The map reveals that slums are the most vulnerable areas, apart from areas with a large number of populations under six AMC wards.
The project, undertaken by researchers from the University of Maryland School of Public Health, Chung Yuan Christian University, and the Indian Institute of Public Health, Gandhinagar used data from over seven years. Staff from the AMC’s health department also participated in the disease mapping project, along with a team of community health professionals.
The study found that Jamalpur, Khadia, and Shahpur were among the six municipal wards with higher disease incidence, along with a few southern wards. The east and southern zones, with its crowded mills and factories, had led to more informal settlements of the slums, resulting in a higher disease incidence rate.

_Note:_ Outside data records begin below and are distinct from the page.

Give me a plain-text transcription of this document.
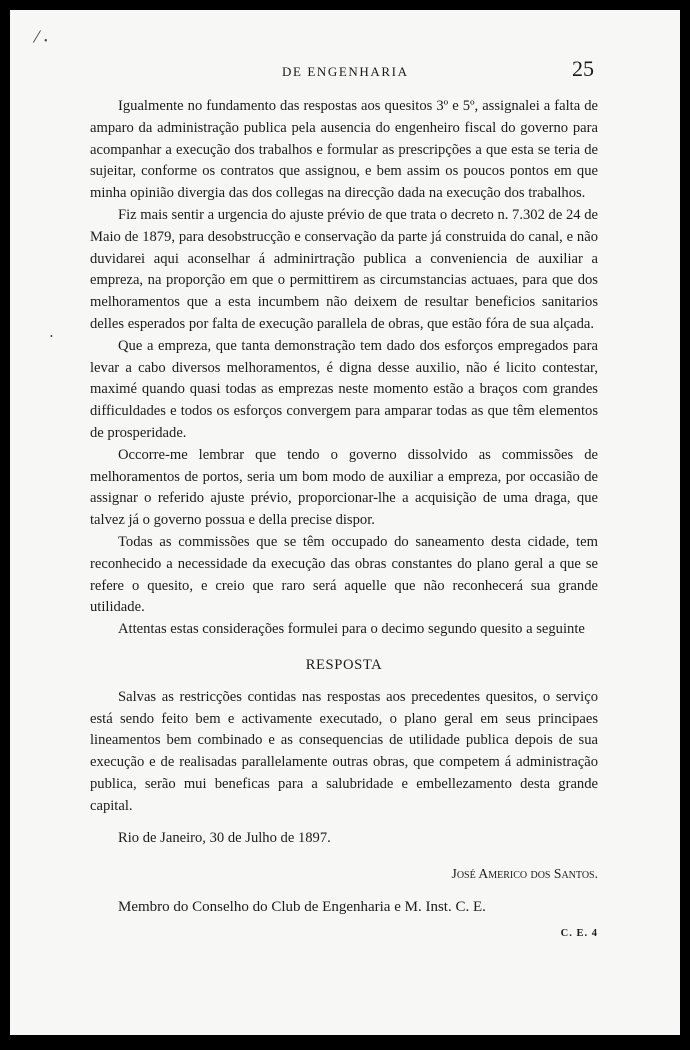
/ •
•
DE ENGENHARIA	25

Igualmente no fundamento das respostas aos quesitos 3º e 5º, assignalei a falta de amparo da administração publica pela ausencia do engenheiro fiscal do governo para acompanhar a execução dos trabalhos e formular as prescripções a que esta se teria de sujeitar, conforme os contratos que assignou, e bem assim os poucos pontos em que minha opinião divergia das dos collegas na direcção dada na execução dos trabalhos.

Fiz mais sentir a urgencia do ajuste prévio de que trata o decreto n. 7.302 de 24 de Maio de 1879, para desobstrucção e conservação da parte já construida do canal, e não duvidarei aqui aconselhar á adminirtração publica a conveniencia de auxiliar a empreza, na proporção em que o permittirem as circumstancias actuaes, para que dos melhoramentos que a esta incumbem não deixem de resultar beneficios sanitarios delles esperados por falta de execução parallela de obras, que estão fóra de sua alçada.

Que a empreza, que tanta demonstração tem dado dos esforços empregados para levar a cabo diversos melhoramentos, é digna desse auxilio, não é licito contestar, maximé quando quasi todas as emprezas neste momento estão a braços com grandes difficuldades e todos os esforços convergem para amparar todas as que têm elementos de prosperidade.

Occorre-me lembrar que tendo o governo dissolvido as commissões de melhoramentos de portos, seria um bom modo de auxiliar a empreza, por occasião de assignar o referido ajuste prévio, proporcionar-lhe a acquisição de uma draga, que talvez já o governo possua e della precise dispor.

Todas as commissões que se têm occupado do saneamento desta cidade, tem reconhecido a necessidade da execução das obras constantes do plano geral a que se refere o quesito, e creio que raro será aquelle que não reconhecerá sua grande utilidade.

Attentas estas considerações formulei para o decimo segundo quesito a seguinte

RESPOSTA

Salvas as restricções contidas nas respostas aos precedentes quesitos, o serviço está sendo feito bem e activamente executado, o plano geral em seus principaes lineamentos bem combinado e as consequencias de utilidade publica depois de sua execução e de realisadas parallelamente outras obras, que competem á administração publica, serão mui beneficas para a salubridade e embellezamento desta grande capital.

Rio de Janeiro, 30 de Julho de 1897.

José Americo dos Santos.

Membro do Conselho do Club de Engenharia e M. Inst. C. E.

C. E. 4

The project also revealed that other reasons for a higher disease incidence rate in such areas included “poor civic amenities and aging infrastructure like old water pipes, drainage systems, buildings, which led to the higher transmission of water-borne diseases”.
“Compared to the east, the incidence rate in the western wards was less than half, because of higher literacy rates. Also, many did not visit urban health centres to report water-borne infections,” said a health department official.